We got back to the hotel (auberge) and got him to bed. This episode actually left him fatigued for days. When we got back to Atar, our new friends at Bab Sahara took us to the hospital to get Tim checked out. The facilities were basic, but the doctors were good. They determined that he hadn’t had a stroke and they were actually very happy with his bloodwork numbers.
So What Happened?
How did Tim end up with his blood sugar crashing so hard?
Earlier in the day, his sugar had been running high, so he took a significant insulin shot to bring it down. He might have shot a little too aggressively. Had that been the only factor, the first round of sweets would have handled it.
When Tim took that shot, he didn’t know that going to the library was going to involve all the walking in the sand, and the climb into the Library. Exercise causes blood sugar to drop. It was these combined elements that dropped his sugar so low, so fast.
No matter how careful you are, there are times that things happen with diabetes. It’s a 24/7 disease and you can’t be perfect all of the time. Yes, that’s one of the risks when we’re on the road like this, but Tim refuses to let the disease stop him from living his life.

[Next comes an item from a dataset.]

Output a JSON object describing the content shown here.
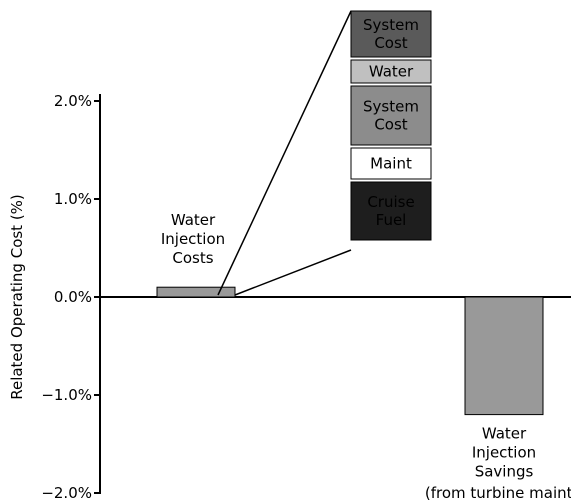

Who’d have thought this could happen from visiting a library? We didn’t end up using our World Nomads travel insurance this time, but it goes to show that you never know when you’ll need it.
By the way, Tim is doing fine. We got him some rest and his blood sugar under control. He’s a tough one.
Good Visit, Bad Event
Despite the problem with Tim’s blood sugar, we had a wonderful time at the Ancient Library. The curator was funny and charming and full of interesting stories. The Old Town was picturesque, and the people were wonderful.
If you find yourself in Chinguetti, definitely make time in your trip to stop in for a visit.